Soldado ucraniano de Mariupol relata 6 meses de guerra
Com a ajuda de muletas após a amputação da perna esquerda, Vladyslav, 29 anos, fala à AFP em frente a uma grande faixa pendurada na fachada da prefeitura de Kiev que afirma 'Libertem os defensores de Mariupol'
Em meio às multidões de verão do centro de Kiev, o militar ucraniano Vladyslav Jaivoronok relata o inferno do cerco de Mariupol, como ele sofreu a amputação de uma perna e suas semanas em cativeiro.
"Estava cada vez pior, cada vez mais difícil. Aguentávamos a defesa o máximo que podíamos", conta à AFP este soldado do regimento Azov, que participou da batalha na siderúrgica Azovstal em Mariupol, símbolo da tenaz resistência ucraniana à invasão russa.
Com a ajuda de muletas após a amputação da perna esquerda, Vladyslav, 29 anos, fala à AFP em frente a uma grande faixa pendurada na fachada da prefeitura de Kiev que afirma "Libertem os defensores de Mariupol".
Moscou iniciou a invasão da Ucrânia em 24 de fevereiro: em poucos dias, Mariupol, um porto estratégico no mar de Azov, foi cercado.
Vladyslav e seus companheiros se entrincheiraram no vasto e labiríntico complexo metalúrgico de Azovstal para continuar lutando.
Sob constante bombardeio, ele se instalou em um bunker em ruínas. Durante o dia, saía para desempenhar suas funções como operador de drones.
"Toda a área estava cheia de escombros de prédios e os soldados não tinham água, comida e munição", lembra este homem, enquanto as pessoas que andam pelas ruas do centro de Kiev notam a perna faltando sob sua bermuda marrom.
- Como "carne podre" -
Apesar da rápida deterioração da situação, o moral dos soldados estava alto, diz Vladyslav: "Nos últimos dias, previ uma espécie de batalha final. Nós esperamos e estávamos preparados".
Mas em 15 de maio, um míssil antitanque o atingiu.
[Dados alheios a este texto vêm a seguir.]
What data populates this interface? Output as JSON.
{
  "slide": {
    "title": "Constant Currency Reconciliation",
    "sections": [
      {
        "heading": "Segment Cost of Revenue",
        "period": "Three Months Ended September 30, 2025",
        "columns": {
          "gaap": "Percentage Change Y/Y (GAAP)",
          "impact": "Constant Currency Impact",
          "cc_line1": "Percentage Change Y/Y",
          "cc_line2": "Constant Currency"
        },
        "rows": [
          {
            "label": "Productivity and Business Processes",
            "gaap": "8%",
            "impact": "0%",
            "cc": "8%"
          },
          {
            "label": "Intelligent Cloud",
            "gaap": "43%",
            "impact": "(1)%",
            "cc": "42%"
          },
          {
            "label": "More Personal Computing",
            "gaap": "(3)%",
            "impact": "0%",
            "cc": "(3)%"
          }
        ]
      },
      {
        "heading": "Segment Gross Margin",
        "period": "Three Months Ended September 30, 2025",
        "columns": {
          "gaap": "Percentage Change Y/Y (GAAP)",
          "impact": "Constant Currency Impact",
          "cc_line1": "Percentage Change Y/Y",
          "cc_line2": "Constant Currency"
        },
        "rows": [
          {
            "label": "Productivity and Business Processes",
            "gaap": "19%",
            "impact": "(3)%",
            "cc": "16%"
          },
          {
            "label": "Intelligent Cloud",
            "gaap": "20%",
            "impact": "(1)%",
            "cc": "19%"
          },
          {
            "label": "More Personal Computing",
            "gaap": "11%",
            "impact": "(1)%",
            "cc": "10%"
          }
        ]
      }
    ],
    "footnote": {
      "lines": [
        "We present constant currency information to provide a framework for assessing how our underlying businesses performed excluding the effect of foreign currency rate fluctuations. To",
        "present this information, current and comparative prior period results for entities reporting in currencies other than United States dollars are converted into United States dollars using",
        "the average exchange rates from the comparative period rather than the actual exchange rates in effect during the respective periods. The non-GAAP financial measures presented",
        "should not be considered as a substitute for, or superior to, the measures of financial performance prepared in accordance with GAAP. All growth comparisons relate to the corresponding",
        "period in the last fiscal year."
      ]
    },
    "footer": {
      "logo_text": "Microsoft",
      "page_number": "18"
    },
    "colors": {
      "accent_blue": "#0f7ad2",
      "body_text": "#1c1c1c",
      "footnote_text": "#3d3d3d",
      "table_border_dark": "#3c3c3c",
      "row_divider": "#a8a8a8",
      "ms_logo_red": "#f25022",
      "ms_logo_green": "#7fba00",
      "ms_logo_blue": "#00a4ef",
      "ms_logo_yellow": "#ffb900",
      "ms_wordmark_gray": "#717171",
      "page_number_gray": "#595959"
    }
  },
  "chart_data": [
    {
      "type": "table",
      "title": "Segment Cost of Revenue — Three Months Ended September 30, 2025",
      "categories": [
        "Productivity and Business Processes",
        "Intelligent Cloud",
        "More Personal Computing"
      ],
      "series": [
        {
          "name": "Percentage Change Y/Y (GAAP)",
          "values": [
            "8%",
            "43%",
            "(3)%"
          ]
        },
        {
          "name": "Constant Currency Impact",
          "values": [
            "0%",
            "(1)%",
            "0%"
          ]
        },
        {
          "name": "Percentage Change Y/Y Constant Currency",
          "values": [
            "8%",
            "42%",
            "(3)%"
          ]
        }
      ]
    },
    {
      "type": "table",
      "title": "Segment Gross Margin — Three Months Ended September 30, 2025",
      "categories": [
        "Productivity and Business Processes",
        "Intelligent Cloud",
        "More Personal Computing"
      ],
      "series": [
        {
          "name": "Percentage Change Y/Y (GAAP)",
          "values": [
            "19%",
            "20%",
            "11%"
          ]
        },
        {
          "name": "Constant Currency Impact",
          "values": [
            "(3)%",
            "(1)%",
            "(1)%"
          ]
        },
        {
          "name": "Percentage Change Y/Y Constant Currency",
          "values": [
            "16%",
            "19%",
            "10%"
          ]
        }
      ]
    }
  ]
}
Ele foi transportado com urgência para o "bunker médico" e lá, em uma mesa de operação precária, estava à beira da morte. No dia seguinte, tiveram que amputar sua perna. Ele também teve uma lesão grave no olho direito.
Como parte de um acordo com o qual Kiev esperava poder retirar os combatentes de Azovstal, Vladyslav foi transportado para fora do complexo.
Ele se lembra de ver insígnias de soldados russos com o símbolo "Z", usado por seus inimigos.
Devido aos ferimentos, não teve o mesmo destino que seus companheiros enviados para a prisão de Olenivka, na parte ocupada da região de Donetsk, na Ucrânia, onde dezenas de prisioneiros morreram em uma explosão em julho. Mas as semanas de cativeiro no hospital de Donetsk trouxeram-lhe outro tipo de sofrimento.
"Havia uma pressão moral. Nenhum contato com familiares, nenhum acesso ao telefone", conta o militar.
Os cuidados médicos eram "de um nível muito baixo" e faltava medicamento.
"Estava como carne podre porque, mesmo gravemente ferido, só comecei a tomar antibióticos no quinto dia", diz.
De acordo com Vladyslav, ele e três outros soldados em seu quarto receberam comida suficiente "para que o coração não parasse".
"E todos os dias nos diziam que ninguém precisava de nós, que não nos trocariam, que todos nos abandonaram", acrescenta.
- "Respirar livremente" -
De repente, suas seis semanas de cativeiro acabaram.
"Eles nos acordaram às 4 da manhã, leram a lista (de prisioneiros), nos levaram para fora, nos colocaram em um ônibus e nos levaram à noite", lembra Vladyslav.
Naquele dia, mais de cem prisioneiros ucranianos foram trocados.
"Eu não consegui respirar até estar do lado ucraniano, fora do alcance da artilharia russa", relata o soldado, cujas feridas não o impedem de brincar.
"Dei muito trabalho aos nossos médicos", diz sorridente este militar de carreira.
Vladyslav se expressa de forma serena. Sua voz fica abalada apenas uma vez, quando fala dos milhares de prisioneiros ucranianos que permanecem em mãos russas.
"Isso não me deixa tranquilo. Me oprime. Quando os meninos voltarem, poderei respirar mais livremente", admite.